45º Congresso APAVT: Pedro Costa Ferreira apresentou “agenda para a próxima legislatura”

Na abertura do 45º Congresso da APAVT que decorre no Funchal, Pedro Costa Ferreira aproveitou a presença da nova secretária de Estado do Turismo, Rita Marques, para apresentar alguns dos pontos da “agenda [da APAVT] para a próxima legislatura”.

Segurança dos consumidores face à falência de companhias aéreas, mobilidade turística nas grandes cidades, desigualdade fiscal em sede de IVA sobre o segmento de M.I., a questão aeroportuária, e a situação das companhias aéreas portuguesas, TAP e SATA.

Foi pela falência de companhias aéreas e os problemas que têm vindo a abater-se sobre os consumidores, nomeadamente os que não compram um pacote turístico mas apenas um bilhete aéreo, que Pedro Costa Ferreira começou, afirmando que “o sector das viagens continua absolutamente virado de pernas para o ar, no que à gestão da segurança dos consumidores se refere”, afirmou Pedro Costa Ferreira que, frisando o facto de as agências de viagens terem sabido construir mecanismos de defesa dos consumidores, através da criação de um Fundo que, no entanto, não protege os passageiros que apenas adquirem bilhete aéreo. Neste sentido, recordou o trabalho desenvolvido pela ECTAA em Bruxelas, e pela APAVT em Portugal, em conjunto com a DECO e a SE das Comunidades, no sentido da “criação de um Fundo de protecção dos viajantes, que englobe a falência das companhias aéreas”.

Questão que regressa ao Congresso, e que já tinha sido abordada o ano passado, é a da mobilidade nas cidades, particularmente em Lisboa, com Pedro Costa Ferreira a acentuar que “medidas avulsas contra os operadores turísticos não resolverão o problema [da pressão turística]” nem do bem estar das populações.

Neste âmbito, e como tinha avançado na entrevista à revista Turisver, o presidente da APAVT avançou que o diálogo com a CM de Lisboa continua e que, apesar das “linhas vermelhas” traçadas pela autarquia, está agora a desenvolver-se.

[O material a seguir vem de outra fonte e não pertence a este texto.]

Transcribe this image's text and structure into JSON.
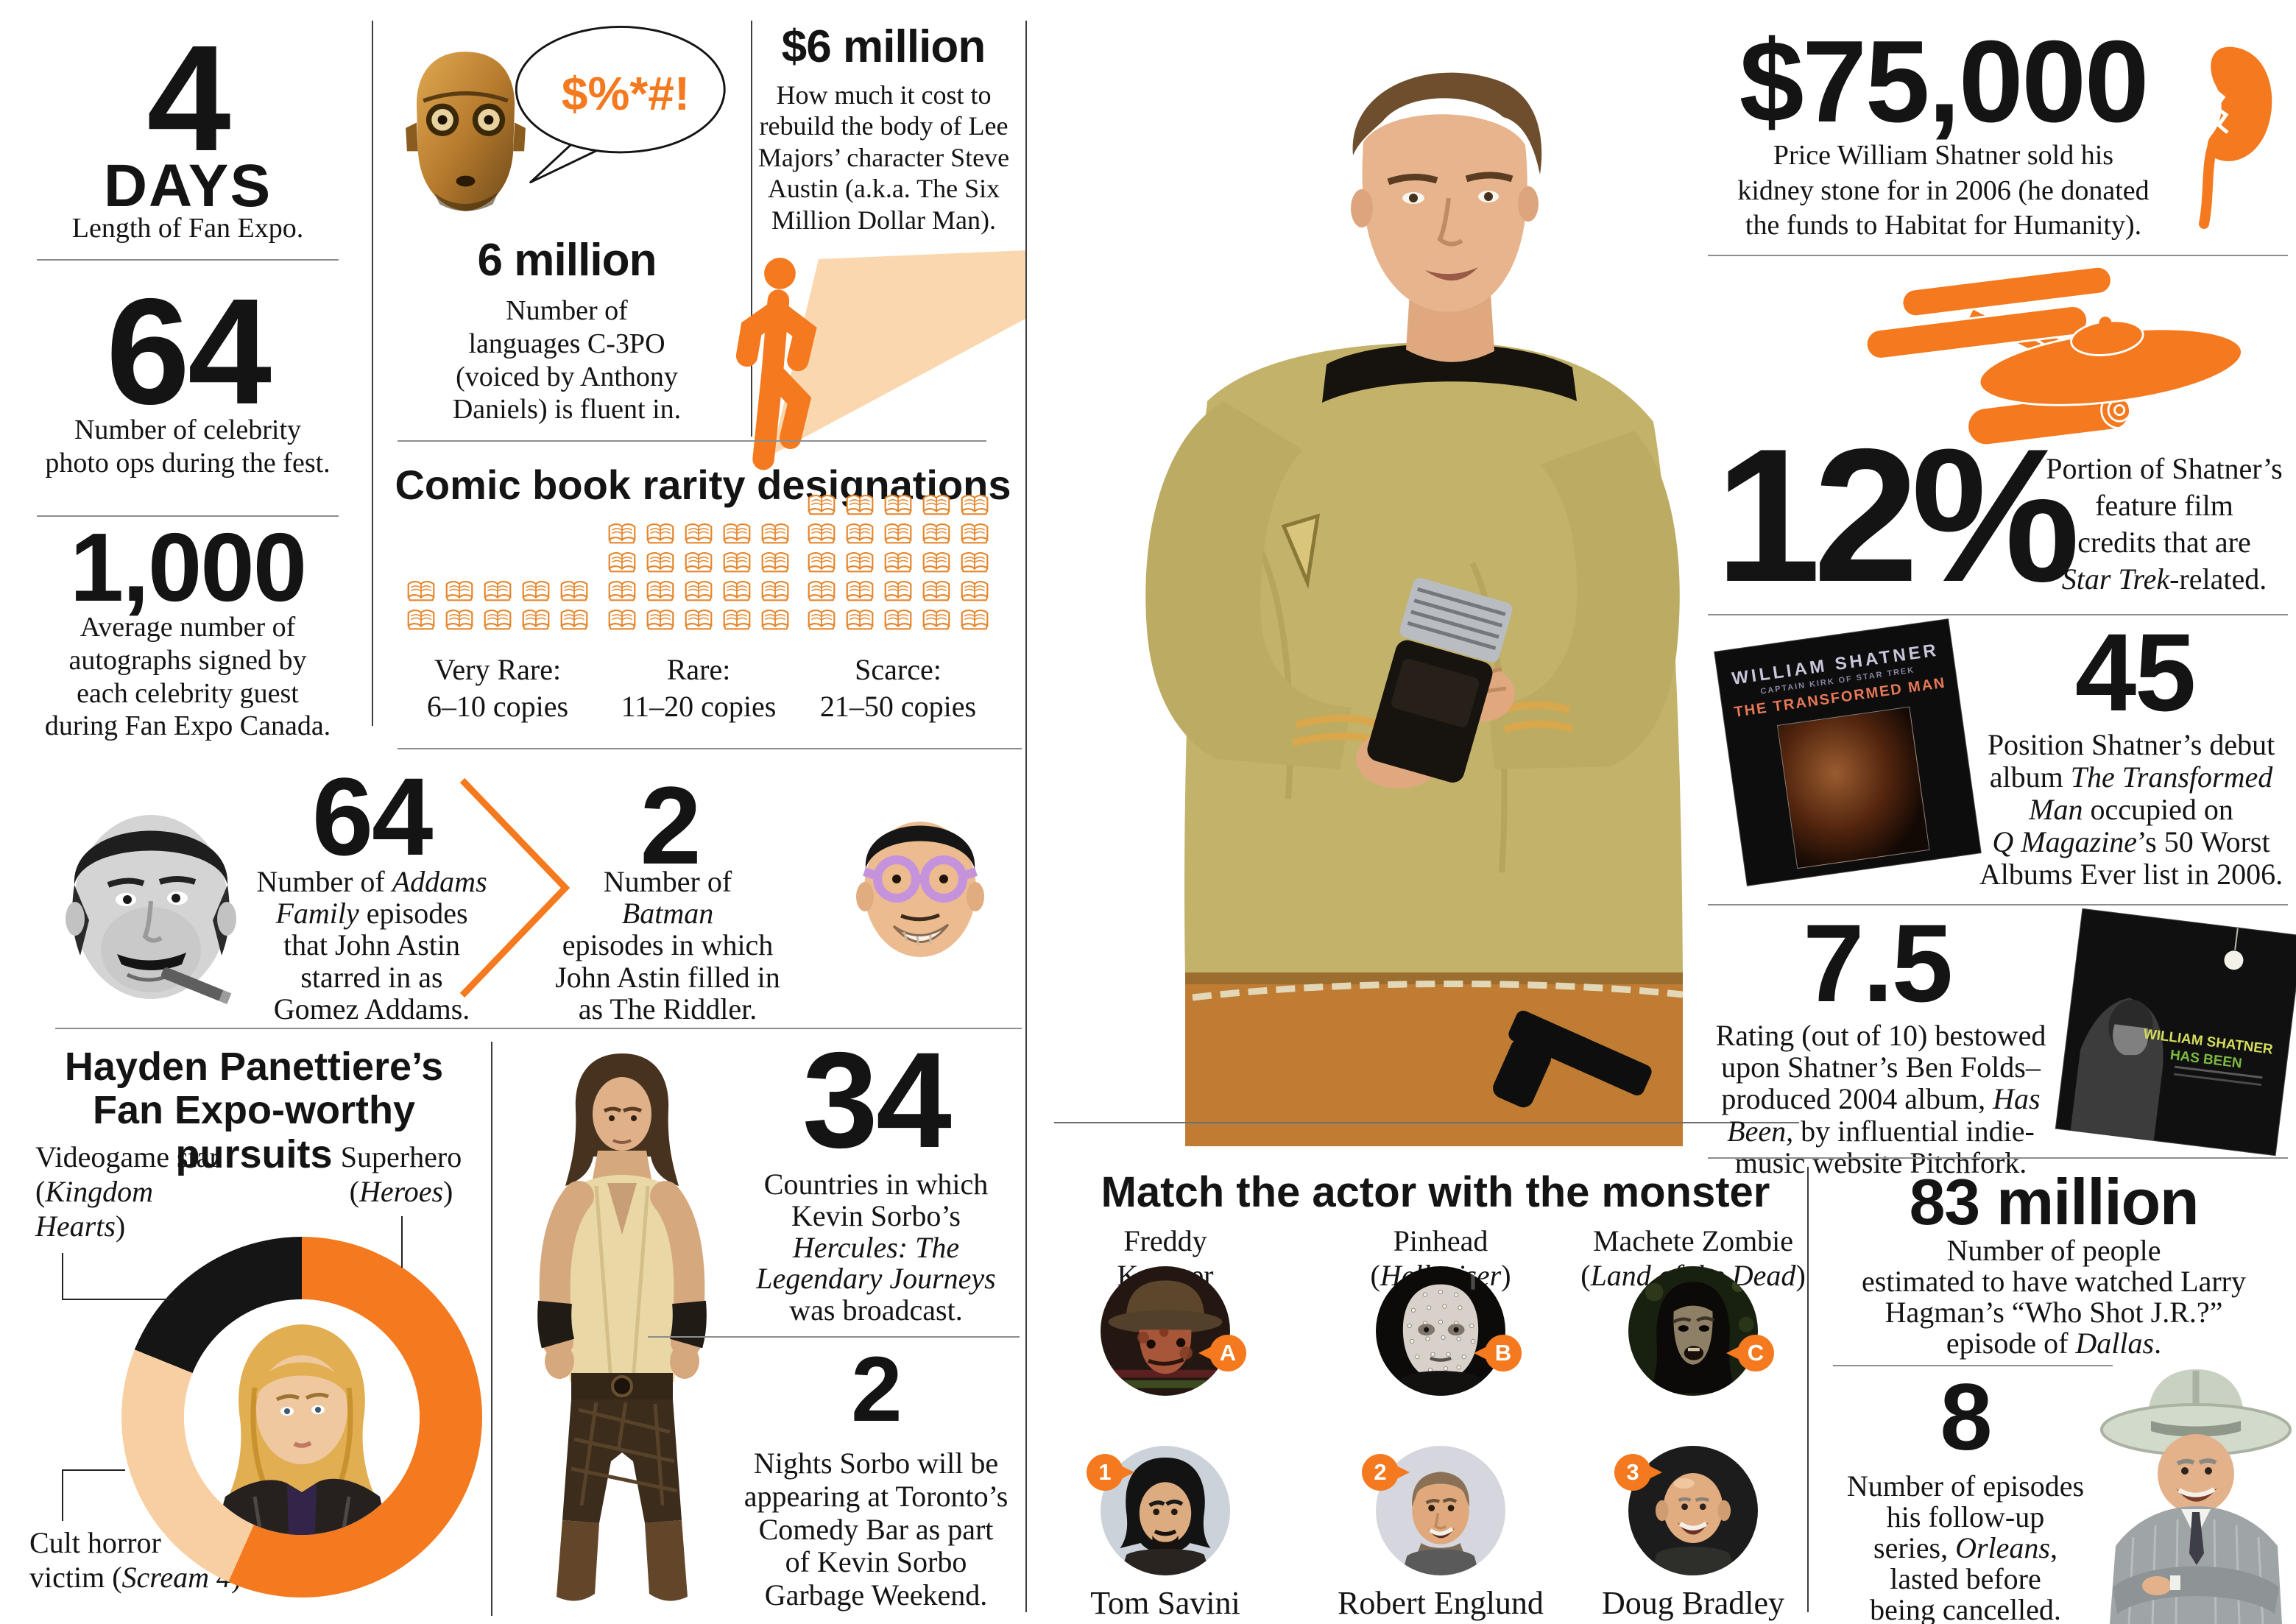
{
  "colors": {
    "accent": "#f4791f",
    "peach_wedge": "#fbd7af",
    "donut_peach": "#f8cfa2",
    "donut_black": "#151515",
    "book_orange": "#e5862c",
    "mask_purple": "#c493dc"
  },
  "left_column": {
    "stats": [
      {
        "value": "4",
        "unit": "DAYS",
        "caption": "Length of Fan Expo."
      },
      {
        "value": "64",
        "caption": "Number of celebrity\nphoto ops during the fest."
      },
      {
        "value": "1,000",
        "caption": "Average number of\nautographs signed by\neach celebrity guest\nduring Fan Expo Canada."
      }
    ]
  },
  "c3po": {
    "bubble_text": "$%*#!",
    "value": "6 million",
    "caption": "Number of\nlanguages C-3PO\n(voiced by Anthony\nDaniels) is fluent in."
  },
  "six_million_dollar": {
    "value": "$6 million",
    "caption": "How much it cost to\nrebuild the body of Lee\nMajors’ character Steve\nAustin (a.k.a. The Six\nMillion Dollar Man)."
  },
  "comic_rarity": {
    "title": "Comic book rarity designations",
    "groups": [
      {
        "label": "Very Rare:",
        "range": "6–10 copies",
        "books": 10
      },
      {
        "label": "Rare:",
        "range": "11–20 copies",
        "books": 20
      },
      {
        "label": "Scarce:",
        "range": "21–50 copies",
        "books": 25
      }
    ]
  },
  "addams": {
    "value": "64",
    "caption": "Number of *Addams*\n*Family* episodes\nthat John Astin\nstarred in as\nGomez Addams."
  },
  "riddler": {
    "value": "2",
    "caption": "Number of\n*Batman*\nepisodes in which\nJohn Astin filled in\nas The Riddler."
  },
  "hayden": {
    "title": "Hayden Panettiere’s\nFan Expo-worthy pursuits",
    "labels": {
      "videogame": "Videogame star\n(*Kingdom*\n*Hearts*)",
      "superhero": "Superhero\n(*Heroes*)",
      "horror": "Cult horror\nvictim (*Scream 4*)"
    },
    "segments": [
      {
        "name": "Superhero (Heroes)",
        "color": "#f4791f",
        "deg": 204
      },
      {
        "name": "Cult horror victim (Scream 4)",
        "color": "#f8cfa2",
        "deg": 88
      },
      {
        "name": "Videogame star (Kingdom Hearts)",
        "color": "#151515",
        "deg": 68
      }
    ]
  },
  "sorbo": {
    "countries": {
      "value": "34",
      "caption": "Countries in which\nKevin Sorbo’s\n*Hercules: The*\n*Legendary Journeys*\nwas broadcast."
    },
    "nights": {
      "value": "2",
      "caption": "Nights Sorbo will be\nappearing at Toronto’s\nComedy Bar as part\nof Kevin Sorbo\nGarbage Weekend."
    }
  },
  "match": {
    "title": "Match the actor with the monster",
    "monsters": [
      {
        "badge": "A",
        "name": "Freddy\nKrueger"
      },
      {
        "badge": "B",
        "name": "Pinhead\n(*Hellraiser*)"
      },
      {
        "badge": "C",
        "name": "Machete Zombie\n(*Land of the Dead*)"
      }
    ],
    "actors": [
      {
        "badge": "1",
        "name": "Tom Savini"
      },
      {
        "badge": "2",
        "name": "Robert Englund"
      },
      {
        "badge": "3",
        "name": "Doug Bradley"
      }
    ]
  },
  "shatner": {
    "kidney": {
      "value": "$75,000",
      "caption": "Price William Shatner sold his\nkidney stone for in 2006 (he donated\nthe funds to Habitat for Humanity)."
    },
    "film": {
      "value": "12%",
      "caption": "Portion of Shatner’s\nfeature film\ncredits that are\n*Star Trek*-related."
    },
    "album45": {
      "value": "45",
      "caption": "Position Shatner’s debut\nalbum *The Transformed*\n*Man* occupied on\n*Q Magazine*’s 50 Worst\nAlbums Ever list in 2006.",
      "cover": {
        "artist": "WILLIAM SHATNER",
        "subtitle": "CAPTAIN KIRK OF STAR TREK",
        "title": "THE TRANSFORMED MAN"
      }
    },
    "rating": {
      "value": "7.5",
      "caption": "Rating (out of 10) bestowed\nupon Shatner’s Ben Folds–\nproduced 2004 album, *Has*\n*Been,* by influential indie-\nmusic website Pitchfork.",
      "cover": {
        "artist": "WILLIAM SHATNER",
        "title": "HAS BEEN"
      }
    }
  },
  "hagman": {
    "dallas": {
      "value": "83 million",
      "caption": "Number of people\nestimated to have watched Larry\nHagman’s “Who Shot J.R.?”\nepisode of *Dallas*."
    },
    "orleans": {
      "value": "8",
      "caption": "Number of episodes\nhis follow-up\nseries, *Orleans*,\nlasted before\nbeing cancelled."
    }
  },
  "chart_data": [
    {
      "type": "pie",
      "title": "Hayden Panettiere’s Fan Expo-worthy pursuits",
      "labels": [
        "Superhero (Heroes)",
        "Cult horror victim (Scream 4)",
        "Videogame star (Kingdom Hearts)"
      ],
      "values": [
        57,
        24,
        19
      ],
      "unit": "share of donut, visual estimate (%)",
      "colors": [
        "#f4791f",
        "#f8cfa2",
        "#151515"
      ],
      "legend_position": "callout-labels",
      "grid": false
    },
    {
      "type": "bar",
      "title": "Comic book rarity designations",
      "categories": [
        "Very Rare: 6–10 copies",
        "Rare: 11–20 copies",
        "Scarce: 21–50 copies"
      ],
      "values": [
        10,
        20,
        25
      ],
      "ylabel": "book icons shown",
      "grid": false
    }
  ]
}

Recorrente nos últimos congressos da APAVT mas ainda sem resolução, é a questão da taxa de IVA que impende sobre o sector da Meetings Industry e que acarreta grande desigualdade fiscal aos agentes portugueses, já que enquanto em Portugal a taxa é de 23%, em Espanha é muito mais baixo. “Sabendo nós como o MI pode ser absolutamente fundamental para o crescimento da receita por Pax, não nos cansaremos de chamar a atenção para este anacronismo – em Badajoz, o mesmo evento é 23% mais barato do que em Elvas”, exemplificou o presidente da APAVT.

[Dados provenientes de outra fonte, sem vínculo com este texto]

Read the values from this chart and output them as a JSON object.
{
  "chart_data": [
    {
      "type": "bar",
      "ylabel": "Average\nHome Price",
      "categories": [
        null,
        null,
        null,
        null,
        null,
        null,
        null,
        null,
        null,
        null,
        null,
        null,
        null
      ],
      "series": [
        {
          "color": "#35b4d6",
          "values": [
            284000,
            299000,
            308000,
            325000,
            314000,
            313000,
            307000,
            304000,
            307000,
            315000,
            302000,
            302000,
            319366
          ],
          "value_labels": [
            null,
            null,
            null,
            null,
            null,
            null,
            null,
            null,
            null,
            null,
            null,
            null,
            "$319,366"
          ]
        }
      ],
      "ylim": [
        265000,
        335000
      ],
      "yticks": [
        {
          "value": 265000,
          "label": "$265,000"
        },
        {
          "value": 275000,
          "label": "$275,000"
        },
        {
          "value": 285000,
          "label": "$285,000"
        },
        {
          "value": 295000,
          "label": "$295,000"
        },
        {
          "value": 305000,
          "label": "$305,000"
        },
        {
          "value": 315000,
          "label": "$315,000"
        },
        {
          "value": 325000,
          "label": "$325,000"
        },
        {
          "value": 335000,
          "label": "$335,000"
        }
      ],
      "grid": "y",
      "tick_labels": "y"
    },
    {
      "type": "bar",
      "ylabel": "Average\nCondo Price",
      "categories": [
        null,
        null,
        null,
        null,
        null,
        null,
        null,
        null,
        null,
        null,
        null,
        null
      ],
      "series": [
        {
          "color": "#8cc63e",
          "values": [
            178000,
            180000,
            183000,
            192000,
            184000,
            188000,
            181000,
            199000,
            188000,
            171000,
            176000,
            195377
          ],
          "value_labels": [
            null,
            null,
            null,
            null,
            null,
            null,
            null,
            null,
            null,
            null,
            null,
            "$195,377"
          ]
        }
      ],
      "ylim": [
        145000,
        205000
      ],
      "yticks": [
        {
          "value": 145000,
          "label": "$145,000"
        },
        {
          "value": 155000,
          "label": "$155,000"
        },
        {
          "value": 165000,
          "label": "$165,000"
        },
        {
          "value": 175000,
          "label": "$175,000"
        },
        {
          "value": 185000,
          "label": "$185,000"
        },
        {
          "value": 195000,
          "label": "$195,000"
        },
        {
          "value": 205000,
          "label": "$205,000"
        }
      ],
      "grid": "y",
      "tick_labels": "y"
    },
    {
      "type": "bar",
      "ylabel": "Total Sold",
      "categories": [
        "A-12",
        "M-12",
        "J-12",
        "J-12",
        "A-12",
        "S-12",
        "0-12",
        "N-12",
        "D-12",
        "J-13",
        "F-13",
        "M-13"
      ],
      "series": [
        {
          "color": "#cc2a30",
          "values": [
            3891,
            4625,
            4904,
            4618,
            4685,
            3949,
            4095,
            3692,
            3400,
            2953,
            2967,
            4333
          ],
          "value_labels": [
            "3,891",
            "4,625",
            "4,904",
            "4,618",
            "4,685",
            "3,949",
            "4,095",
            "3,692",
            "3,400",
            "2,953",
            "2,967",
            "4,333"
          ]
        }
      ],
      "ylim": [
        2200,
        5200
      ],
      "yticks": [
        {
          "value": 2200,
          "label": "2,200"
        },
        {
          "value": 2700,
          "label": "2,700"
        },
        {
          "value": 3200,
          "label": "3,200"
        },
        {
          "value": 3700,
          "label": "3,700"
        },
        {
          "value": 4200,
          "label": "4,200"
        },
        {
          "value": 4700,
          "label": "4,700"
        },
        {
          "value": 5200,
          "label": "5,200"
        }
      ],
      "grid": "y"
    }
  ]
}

Aeroportos e companhias aéreas foram outros pontos enumerados. No primeiro caso, e tal como já o havia feito em entrevista à revista Turisver, afirmou que Portugal tem, não apenas um problema do hub de Lisboa mas um problema aeroportuário, que engloba Lisboa, Faro e Funchal, pelo menos. Dito isto, deixou claro que, mesmo não sabendo se o Montijo é ou não a melhor resposta ao crescimento do hub de Lisboa, consideraria “frustrante” se o Montijo não se concretizasse.

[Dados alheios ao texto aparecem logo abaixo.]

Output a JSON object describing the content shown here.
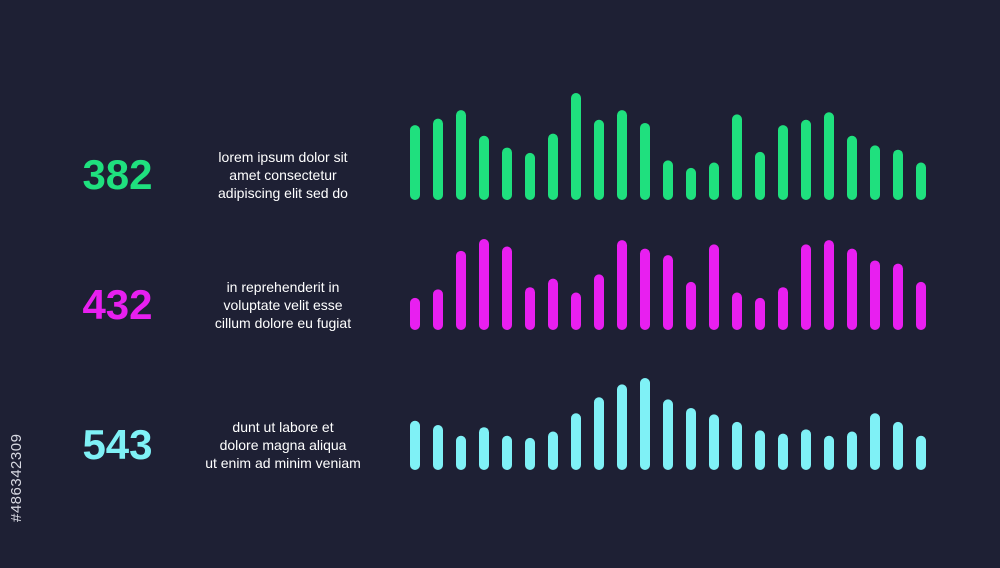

Mas a APAVT também quer ver resolvidos os problemas dos aeroportos do Algarve e da Madeira, tendo afirmado que “não é um problema de Lisboa, é de todo um país que certamente gostaria de ver, nesta legislatura, uma perfeita interacção entre as tutelas do Turismo e dos Transportes”.

Quanto à SATA disse esperar que os problemas que a afectam possam ser resolvidos, já no caso da TAP, de que louvou o crescimento e a busca de novos mercados, embora sem resultados financeiros, deixou claras algumas questões que para a APAVT são linhas vermelhas que não podem ser transpostas no que toca ao novo modelo de distribuição, nomeadamente “a questão da equidade do mercado, da igualdade de oportunidade para todos os agentes, da liberdade de escolha do consumidor”. Ou seja, a APAVT não pretende abrir mão da igualdade de acesso de todas as agências de viagens ao Private Channel da TAP.